The stalled ordinance also would make future City Council funding for CHA projects contingent on the CHA using 97 percent of the funding it receives for its voucher program.

Minus administrative costs, the CHA receives enough federal funding to distribute as many as 9,000 vouchers. The Chicago Housing Initiative wants the CHA to ramp it up, to the tune of 3,000 a year over the next three years.

The ordinance also would require “one-for-one replacement” of low-income housing units and put the brick on city land swaps or planned development applications involving CHA land unless the CHA produces a replacement plan.

During Wednesday’s news conference, the CHA was accused of failing to circulate over 13,500 vouchers a year since 2008 and leaving $100 million unspent every year.

That’s how the agency has managed to accumulate a $440 million surplus that’s enough to bankroll 62,000 vouchers for the homeless and others needing affordable housing.

One day before Chicago discloses results of its annual homeless count, Ald.
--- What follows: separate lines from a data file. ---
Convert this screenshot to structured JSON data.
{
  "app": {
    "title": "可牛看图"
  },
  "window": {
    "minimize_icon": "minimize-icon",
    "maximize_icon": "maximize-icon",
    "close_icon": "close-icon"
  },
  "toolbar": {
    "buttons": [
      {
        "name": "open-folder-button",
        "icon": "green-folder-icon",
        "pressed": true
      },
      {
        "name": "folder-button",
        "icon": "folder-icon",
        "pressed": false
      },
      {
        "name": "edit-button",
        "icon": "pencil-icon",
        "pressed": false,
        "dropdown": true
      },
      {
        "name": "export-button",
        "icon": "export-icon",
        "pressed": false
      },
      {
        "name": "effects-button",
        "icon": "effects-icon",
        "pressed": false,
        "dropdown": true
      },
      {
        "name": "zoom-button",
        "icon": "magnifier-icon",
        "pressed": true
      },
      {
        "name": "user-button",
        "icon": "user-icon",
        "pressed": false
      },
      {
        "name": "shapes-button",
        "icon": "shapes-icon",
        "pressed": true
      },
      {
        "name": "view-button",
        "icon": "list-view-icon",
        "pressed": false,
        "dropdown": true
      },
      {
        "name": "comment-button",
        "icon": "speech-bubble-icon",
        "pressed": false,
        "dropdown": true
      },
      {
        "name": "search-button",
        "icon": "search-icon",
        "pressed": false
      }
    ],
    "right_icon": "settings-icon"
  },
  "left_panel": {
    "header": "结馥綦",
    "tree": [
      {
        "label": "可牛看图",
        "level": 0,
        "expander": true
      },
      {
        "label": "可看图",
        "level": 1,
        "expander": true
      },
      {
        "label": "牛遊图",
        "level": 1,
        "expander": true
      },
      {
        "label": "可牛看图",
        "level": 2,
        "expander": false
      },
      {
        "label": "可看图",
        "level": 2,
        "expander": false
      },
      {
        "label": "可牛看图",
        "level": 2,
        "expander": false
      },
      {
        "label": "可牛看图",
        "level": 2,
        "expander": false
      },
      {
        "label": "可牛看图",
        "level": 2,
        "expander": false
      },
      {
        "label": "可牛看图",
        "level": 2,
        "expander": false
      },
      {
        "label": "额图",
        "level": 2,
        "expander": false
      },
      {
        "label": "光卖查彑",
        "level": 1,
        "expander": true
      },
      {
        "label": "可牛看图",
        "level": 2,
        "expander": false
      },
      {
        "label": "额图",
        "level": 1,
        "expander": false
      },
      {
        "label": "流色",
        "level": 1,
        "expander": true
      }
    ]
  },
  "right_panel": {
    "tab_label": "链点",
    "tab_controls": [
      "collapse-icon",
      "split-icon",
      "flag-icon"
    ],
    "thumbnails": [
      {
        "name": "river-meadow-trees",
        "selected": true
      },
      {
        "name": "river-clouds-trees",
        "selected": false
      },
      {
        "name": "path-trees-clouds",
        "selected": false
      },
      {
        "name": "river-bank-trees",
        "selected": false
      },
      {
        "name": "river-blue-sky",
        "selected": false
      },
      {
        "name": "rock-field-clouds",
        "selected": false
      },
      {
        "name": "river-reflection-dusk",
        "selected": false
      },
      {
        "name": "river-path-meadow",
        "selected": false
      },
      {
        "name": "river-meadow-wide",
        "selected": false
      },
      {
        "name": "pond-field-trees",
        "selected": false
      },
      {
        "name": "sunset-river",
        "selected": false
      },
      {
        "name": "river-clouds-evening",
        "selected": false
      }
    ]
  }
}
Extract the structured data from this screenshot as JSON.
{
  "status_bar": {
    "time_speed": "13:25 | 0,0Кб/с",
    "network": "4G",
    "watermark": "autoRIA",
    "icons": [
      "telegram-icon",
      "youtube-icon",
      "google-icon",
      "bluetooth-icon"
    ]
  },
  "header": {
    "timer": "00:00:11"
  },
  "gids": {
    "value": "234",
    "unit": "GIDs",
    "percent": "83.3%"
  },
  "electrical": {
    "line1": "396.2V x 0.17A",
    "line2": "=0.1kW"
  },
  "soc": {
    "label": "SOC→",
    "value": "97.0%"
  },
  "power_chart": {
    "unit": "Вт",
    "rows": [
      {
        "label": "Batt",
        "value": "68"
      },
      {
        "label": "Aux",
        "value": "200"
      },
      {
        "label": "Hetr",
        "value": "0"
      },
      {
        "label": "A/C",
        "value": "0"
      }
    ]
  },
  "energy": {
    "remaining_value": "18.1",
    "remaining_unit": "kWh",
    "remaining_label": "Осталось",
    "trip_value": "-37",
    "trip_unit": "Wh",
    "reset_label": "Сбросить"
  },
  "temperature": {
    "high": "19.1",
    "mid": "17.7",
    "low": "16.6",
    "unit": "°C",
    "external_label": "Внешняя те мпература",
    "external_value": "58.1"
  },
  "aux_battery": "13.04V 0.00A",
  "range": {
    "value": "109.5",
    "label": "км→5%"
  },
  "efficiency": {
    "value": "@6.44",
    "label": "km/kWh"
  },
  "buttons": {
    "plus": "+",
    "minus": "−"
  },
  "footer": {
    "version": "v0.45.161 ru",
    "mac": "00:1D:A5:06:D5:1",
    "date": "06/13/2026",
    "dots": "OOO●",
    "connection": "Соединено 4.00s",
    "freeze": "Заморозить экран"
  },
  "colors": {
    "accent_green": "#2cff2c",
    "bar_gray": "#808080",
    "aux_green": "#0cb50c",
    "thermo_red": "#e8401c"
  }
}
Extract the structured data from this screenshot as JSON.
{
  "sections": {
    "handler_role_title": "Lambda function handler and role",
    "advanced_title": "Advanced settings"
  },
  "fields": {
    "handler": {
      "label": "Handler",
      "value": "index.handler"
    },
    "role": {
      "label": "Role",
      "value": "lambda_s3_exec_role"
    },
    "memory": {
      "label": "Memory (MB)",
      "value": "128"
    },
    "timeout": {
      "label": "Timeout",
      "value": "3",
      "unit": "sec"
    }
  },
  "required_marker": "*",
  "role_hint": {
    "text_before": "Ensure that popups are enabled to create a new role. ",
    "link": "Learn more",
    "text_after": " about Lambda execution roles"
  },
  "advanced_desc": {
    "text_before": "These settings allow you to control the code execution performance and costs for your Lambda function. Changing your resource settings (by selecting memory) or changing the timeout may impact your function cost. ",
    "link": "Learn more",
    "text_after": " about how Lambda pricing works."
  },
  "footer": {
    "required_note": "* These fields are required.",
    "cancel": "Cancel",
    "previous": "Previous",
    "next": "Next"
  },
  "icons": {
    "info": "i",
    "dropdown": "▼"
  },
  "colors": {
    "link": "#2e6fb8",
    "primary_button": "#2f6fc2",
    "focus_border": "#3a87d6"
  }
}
Proco Joe Moreno (1st), lead sponsor of the stalled ordinance, turned up the heat on Housing Committee Chairman Ray Suarez (31st).

“It’s been almost five months with no hearing and no commitment from our colleague, Ald. Suarez. The coldest months that we have in the city — and we haven’t even had a hearing yet. What are you afraid of?” Moreno said.

“If you want to come to our hearing and speak out against our ordinance, that’s your right. But it’s not your right to not have a hearing. Have a hearing and listen to these stories.”

Moreno said the CHA is in a unique position to help solve Chicago’s homeless crisis.

“One of the only agencies in the nation that is cash-rich. We’re not going to them and saying, ‘Create money. Add a new tax on citizens. Add new fees.’ They have the money. Millions of dollars. We’re not asking them to do something they don’t have. They got it,” he said.

Suarez countered, “I’m not afraid of anything. . . . I’m not holding it up. CHA is doing some work on it and they haven’t gotten all the facts ready for me to have a hearing. I don’t consider it a roadblock. They’re doing some work on the information they want to put together. I’m gonna call the CHA chairman this week, find out when he’ll have his facts together, then call a hearing.”

Last year, the Chicago’s annual homeless count showed there were 1,000 people living on the street during one of the most brutal winters in recent memory.

But Ald. Toni Foulkes (15th) said that’s an under-count.

“Everybody that is homeless is not sleeping on the street. They’re not on Lower Wacker Drive. They’re in extended families. If you are living with a family member or a friend and they can get up anytime and say, ‘Get out of my house,’ you are homeless,” Foulkes said.